The most common reason for such dramatic changes is that reality has set in. Going from laid-back summer days to a more rigid school schedule is a tough transition, and as students get older, each new year comes with increased responsibility and expectations.
Many young children struggle with this change because they’ve imagined what school will be like, and reality is often far different. Kindergarten, in particular, is a new experience with expectations and demands unlike preschool or daycare.
No matter your student’s age, transitioning back to school can cause them to exhibit strong emotions and behaviors. And if you or a teacher responds critically, your student may feel like they’ve lost the support they desperately need during this fragile time. To avoid this issue, parents and caregivers must take steps to ease the school transition. Here are some back-to-school prep tips to help your student start the new year off on the right foot!
Tips for Successful Back-to-School Prep
1. Organize Your Calendar
Begin your back-to-school prep well in advance by assessing your calendar. First, put in all school events for the year so you’re organized as the months go by and activities ramp up. Then, clear the calendar for the first few weeks of school to allow plenty of downtime and rest while your child acclimates.

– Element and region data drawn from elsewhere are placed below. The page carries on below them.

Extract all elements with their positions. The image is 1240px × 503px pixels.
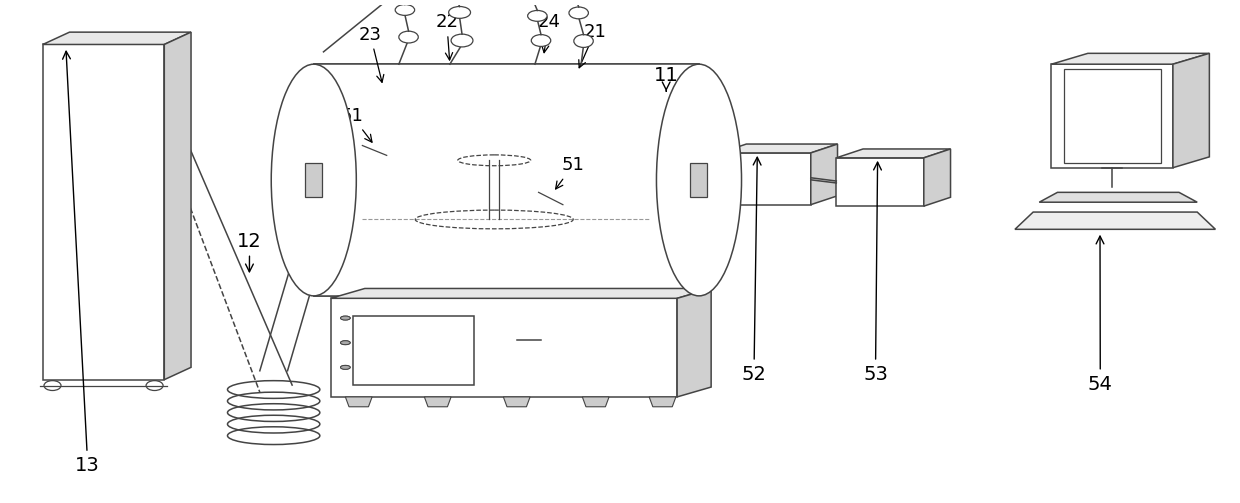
- Text: 21: 21: [579, 23, 606, 68]
- Polygon shape: [1052, 64, 1173, 167]
- Text: 12: 12: [237, 231, 262, 272]
- Ellipse shape: [574, 35, 593, 47]
- Ellipse shape: [531, 35, 551, 46]
- Ellipse shape: [399, 31, 418, 43]
- Ellipse shape: [528, 11, 547, 21]
- Polygon shape: [1014, 212, 1215, 229]
- Polygon shape: [331, 298, 677, 397]
- Polygon shape: [352, 315, 474, 385]
- Polygon shape: [331, 288, 711, 298]
- Text: 22: 22: [435, 13, 459, 60]
- Polygon shape: [42, 32, 191, 44]
- Circle shape: [341, 316, 350, 320]
- Circle shape: [341, 341, 350, 345]
- Circle shape: [341, 365, 350, 369]
- Polygon shape: [1173, 53, 1209, 167]
- Text: 2: 2: [454, 303, 486, 322]
- Polygon shape: [305, 163, 322, 197]
- Polygon shape: [836, 158, 924, 206]
- Ellipse shape: [272, 64, 356, 296]
- Polygon shape: [719, 153, 811, 205]
- Polygon shape: [1052, 53, 1209, 64]
- Polygon shape: [677, 288, 711, 397]
- Polygon shape: [503, 397, 529, 407]
- Polygon shape: [583, 397, 609, 407]
- Text: 54: 54: [1087, 236, 1112, 393]
- Polygon shape: [346, 397, 372, 407]
- Circle shape: [341, 365, 350, 369]
- Polygon shape: [719, 144, 837, 153]
- Ellipse shape: [396, 5, 414, 16]
- Text: 24: 24: [537, 13, 560, 53]
- Ellipse shape: [449, 7, 470, 18]
- Text: 13: 13: [62, 51, 100, 475]
- Text: 51: 51: [556, 156, 584, 189]
- Polygon shape: [424, 397, 451, 407]
- Polygon shape: [691, 163, 708, 197]
- Polygon shape: [314, 64, 699, 296]
- Polygon shape: [164, 32, 191, 380]
- Ellipse shape: [656, 64, 742, 296]
- Ellipse shape: [569, 7, 589, 19]
- Text: 53: 53: [863, 162, 888, 384]
- Polygon shape: [42, 44, 164, 380]
- Text: 51: 51: [341, 107, 372, 142]
- Polygon shape: [811, 144, 837, 205]
- Text: 23: 23: [358, 26, 384, 82]
- Polygon shape: [924, 149, 951, 206]
- Circle shape: [341, 341, 350, 345]
- Polygon shape: [1064, 69, 1161, 163]
- Circle shape: [341, 316, 350, 320]
- Polygon shape: [836, 149, 951, 158]
- Ellipse shape: [451, 34, 472, 47]
- Polygon shape: [650, 397, 676, 407]
- Text: 11: 11: [653, 66, 678, 91]
- Polygon shape: [1039, 192, 1197, 202]
- Text: 52: 52: [742, 157, 766, 384]
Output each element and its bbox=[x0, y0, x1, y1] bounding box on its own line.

That said, sprinkle in a few fun activities during those first few weeks. Just because summer has ended doesn’t mean family activities need to also. Plus, this helps create strong family bonds and allows decompression during the school transition.

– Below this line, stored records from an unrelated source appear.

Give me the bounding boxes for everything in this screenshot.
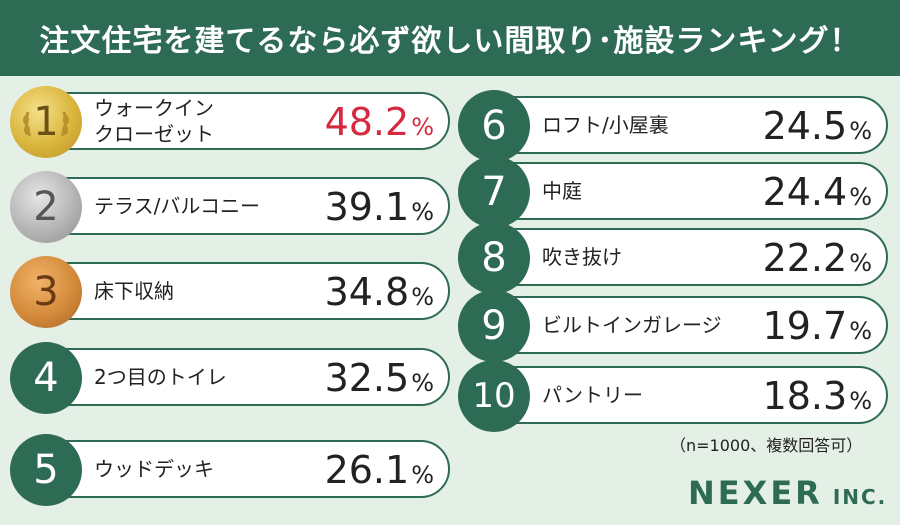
rank-badge: 8 <box>458 222 530 294</box>
item-label: ウッドデッキ <box>94 457 214 481</box>
gold-medal-icon: 1 <box>10 86 82 158</box>
item-value: 39.1% <box>324 185 434 229</box>
logo-name: NEXER <box>688 474 823 512</box>
rank-number: 2 <box>33 184 59 230</box>
rank-number: 10 <box>472 376 516 416</box>
company-logo: NEXER INC. <box>688 474 887 512</box>
item-label: パントリー <box>542 383 643 407</box>
item-value: 24.5% <box>762 104 872 148</box>
item-value: 19.7% <box>762 304 872 348</box>
rank-badge: 6 <box>458 90 530 162</box>
rank-badge: 7 <box>458 156 530 228</box>
item-label: テラス/バルコニー <box>94 194 260 218</box>
item-label: ロフト/小屋裏 <box>542 113 669 137</box>
survey-note: （n=1000、複数回答可） <box>670 436 863 455</box>
rank-number: 6 <box>481 103 507 149</box>
rank-number: 8 <box>481 235 507 281</box>
rank-number: 3 <box>33 269 59 315</box>
page-title: 注文住宅を建てるなら必ず欲しい間取り･施設ランキング！ <box>0 0 900 76</box>
rank-badge: 10 <box>458 360 530 432</box>
item-value: 24.4% <box>762 170 872 214</box>
ranking-item-4: 4 2つ目のトイレ 32.5% <box>10 342 450 414</box>
silver-medal-icon: 2 <box>10 171 82 243</box>
item-value: 26.1% <box>324 448 434 492</box>
item-label: ウォークイン クローゼット <box>94 96 214 146</box>
item-label: 中庭 <box>542 179 582 203</box>
ranking-item-2: 2 テラス/バルコニー 39.1% <box>10 171 450 243</box>
ranking-item-9: 9 ビルトインガレージ 19.7% <box>458 290 888 362</box>
rank-badge: 4 <box>10 342 82 414</box>
ranking-item-8: 8 吹き抜け 22.2% <box>458 222 888 294</box>
rank-number: 4 <box>33 355 59 401</box>
rank-number: 7 <box>481 169 507 215</box>
rank-badge: 9 <box>458 290 530 362</box>
item-label: ビルトインガレージ <box>542 313 722 337</box>
rank-badge: 5 <box>10 434 82 506</box>
item-value: 22.2% <box>762 236 872 280</box>
rank-number: 5 <box>33 447 59 493</box>
item-value: 18.3% <box>762 374 872 418</box>
ranking-item-5: 5 ウッドデッキ 26.1% <box>10 434 450 506</box>
item-label: 床下収納 <box>94 279 174 303</box>
item-value: 32.5% <box>324 356 434 400</box>
item-label: 2つ目のトイレ <box>94 365 227 389</box>
ranking-item-10: 10 パントリー 18.3% <box>458 360 888 432</box>
bronze-medal-icon: 3 <box>10 256 82 328</box>
ranking-item-6: 6 ロフト/小屋裏 24.5% <box>458 90 888 162</box>
ranking-item-7: 7 中庭 24.4% <box>458 156 888 228</box>
rank-number: 1 <box>33 99 59 145</box>
item-label: 吹き抜け <box>542 245 622 269</box>
ranking-item-1: 1 ウォークイン クローゼット 48.2% <box>10 86 450 158</box>
item-value: 34.8% <box>324 270 434 314</box>
logo-suffix: INC. <box>832 485 888 509</box>
ranking-item-3: 3 床下収納 34.8% <box>10 256 450 328</box>
item-value: 48.2% <box>324 100 434 144</box>
rank-number: 9 <box>481 303 507 349</box>
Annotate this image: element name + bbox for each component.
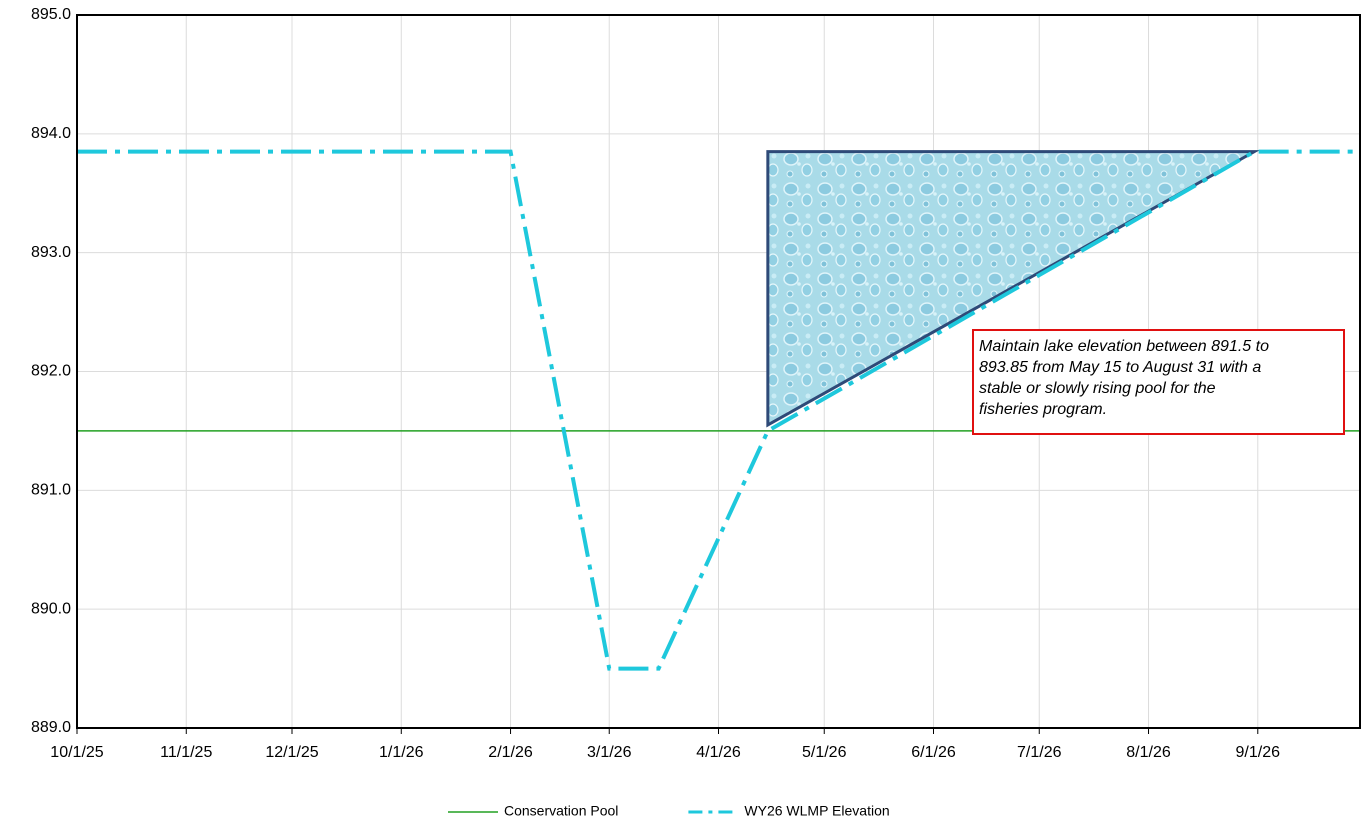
x-tick-label: 7/1/26 [1017, 744, 1062, 761]
x-tick-label: 8/1/26 [1126, 744, 1171, 761]
plot-frame [76, 14, 1361, 729]
x-tick-label: 12/1/25 [265, 744, 318, 761]
y-tick-label: 890.0 [31, 600, 71, 617]
x-tick-label: 5/1/26 [802, 744, 847, 761]
annotation-text: fisheries program. [979, 401, 1107, 418]
legend-label: Conservation Pool [504, 803, 618, 819]
y-tick-label: 889.0 [31, 719, 71, 736]
x-tick-label: 2/1/26 [488, 744, 533, 761]
annotation-text: stable or slowly rising pool for the [979, 380, 1216, 397]
y-tick-label: 891.0 [31, 482, 71, 499]
data-line [77, 149, 1360, 671]
annotation-text: Maintain lake elevation between 891.5 to [979, 338, 1269, 355]
y-tick-label: 894.0 [31, 125, 71, 142]
y-tick-label: 893.0 [31, 244, 71, 261]
legend-label: WY26 WLMP Elevation [744, 803, 889, 819]
x-tick-label: 1/1/26 [379, 744, 424, 761]
x-tick-label: 6/1/26 [911, 744, 956, 761]
x-tick-label: 10/1/25 [50, 744, 103, 761]
x-tick-label: 4/1/26 [696, 744, 741, 761]
y-tick-label: 892.0 [31, 363, 71, 380]
shaded-region [766, 150, 1260, 428]
x-tick-label: 11/1/25 [160, 744, 212, 761]
annotation-box [972, 329, 1345, 435]
x-tick-label: 3/1/26 [587, 744, 632, 761]
y-tick-label: 895.0 [31, 6, 71, 23]
annotation-text: 893.85 from May 15 to August 31 with a [979, 359, 1261, 376]
x-tick-label: 9/1/26 [1236, 744, 1281, 761]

2. Get Familiar With the Changes
Make an effort to become familiar with the new environment and people. Visit the school ahead of time so your child knows where they’re going, and be sure to meet with their teachers if given the opportunity. Talk about the school-year schedule, develop a morning routine for a smooth start, gradually build up the routine, and even do a practice run the week before school starts.

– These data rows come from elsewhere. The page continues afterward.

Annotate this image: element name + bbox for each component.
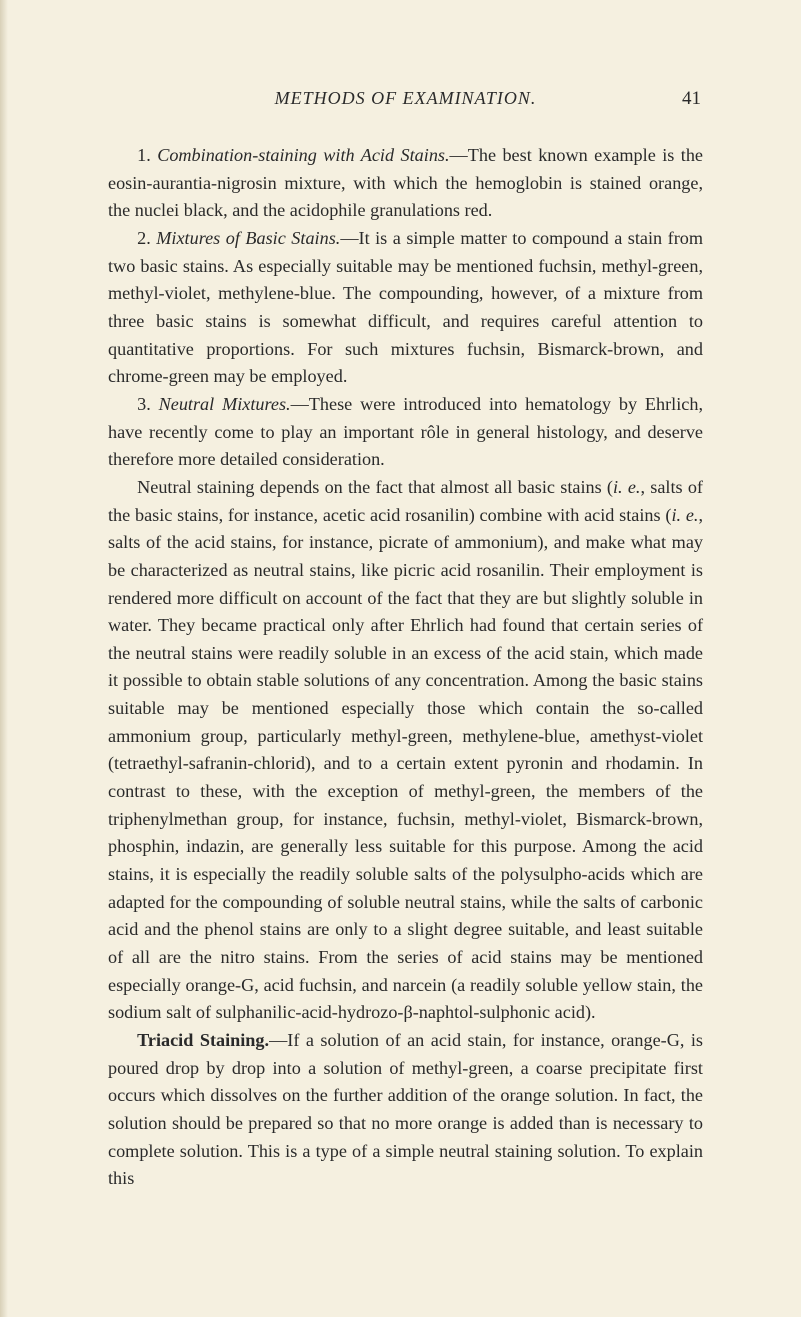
running-head-title: METHODS OF EXAMINATION. xyxy=(140,88,671,109)
running-header: METHODS OF EXAMINATION. 41 xyxy=(108,88,703,110)
paragraph-text-c: , salts of the acid stains, for instance… xyxy=(108,505,703,1023)
item-title: Neutral Mixtures. xyxy=(159,394,291,414)
item-number: 3. xyxy=(137,394,151,414)
paragraph-2: 2. Mixtures of Basic Stains.—It is a sim… xyxy=(108,225,703,391)
page-left-shadow xyxy=(0,0,8,1317)
latin-abbrev: i. e. xyxy=(671,505,698,525)
paragraph-text-a: Neutral staining depends on the fact tha… xyxy=(137,477,613,497)
paragraph-5: Triacid Staining.—If a solution of an ac… xyxy=(108,1027,703,1193)
item-number: 1. xyxy=(137,145,151,165)
paragraph-1: 1. Combination-staining with Acid Stains… xyxy=(108,142,703,225)
paragraph-text: —If a solution of an acid stain, for ins… xyxy=(108,1030,703,1188)
page-number: 41 xyxy=(671,88,701,110)
latin-abbrev: i. e. xyxy=(613,477,640,497)
body-text: 1. Combination-staining with Acid Stains… xyxy=(108,142,703,1193)
page: METHODS OF EXAMINATION. 41 1. Combinatio… xyxy=(0,0,801,1317)
item-title: Combination-staining with Acid Stains. xyxy=(157,145,449,165)
paragraph-4: Neutral staining depends on the fact tha… xyxy=(108,474,703,1027)
section-heading: Triacid Staining. xyxy=(137,1030,269,1050)
paragraph-3: 3. Neutral Mixtures.—These were introduc… xyxy=(108,391,703,474)
item-number: 2. xyxy=(137,228,151,248)
paragraph-text: —It is a simple matter to compound a sta… xyxy=(108,228,703,386)
item-title: Mixtures of Basic Stains. xyxy=(156,228,340,248)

While you don’t want to rush the end of summer, dropping in small moments of preparation can go a long way in making your child feel more comfortable with the upcoming transition.
3. Anticipate Pain Points and Create Solutions
As you familiarize yourself with the changes, try to note areas of your life that you can adjust to make things run more smoothly. Some questions to get you started are:
- Is there a drop zone for backpacks, jackets, and sports gear?
- Do you have a supply area so your child avoids scrambling around for materials when doing homework?
- Are you emphasizing good sleep habits and eating a healthy breakfast?
- Do you have a plan for making school lunches in advance?
- Have you established a home routine that creates stability and predictability? Consider making a routine chart so that even the youngest children can follow along.
Having these pain points solved in advance can avoid frustration later. Any shortcut you can devise will be invaluable during the back-to-school transition!
4. Manage Emotions—Both Theirs and Yours!
During this time, your child will need extra reassurance and care. Therefore, it’s essential to validate their feelings before trying to problem solve for them. Sometimes, simply naming their emotion and recognizing it makes it seem less scary.
Remember that adults can set the tone, so managing your feelings of concern or anxiety will help you present a positive attitude and give your child an example of coping well. Read stories about back-to-school transition or separation anxiety, like The Kissing Hand by Audrey Penn, if needed. Sometimes even giving them a physical reminder of home, such as a photograph or special bracelet, will provide extra reassurance.
Over time, taking the transition at the beginning of each school year will likely become easier. Talk to your children about their feelings and involve them in decision-making as you determine how to prepare your family for the school transition. Using these tips for back-to-school prep will assure your child that you’ve got their back and are setting them up for success.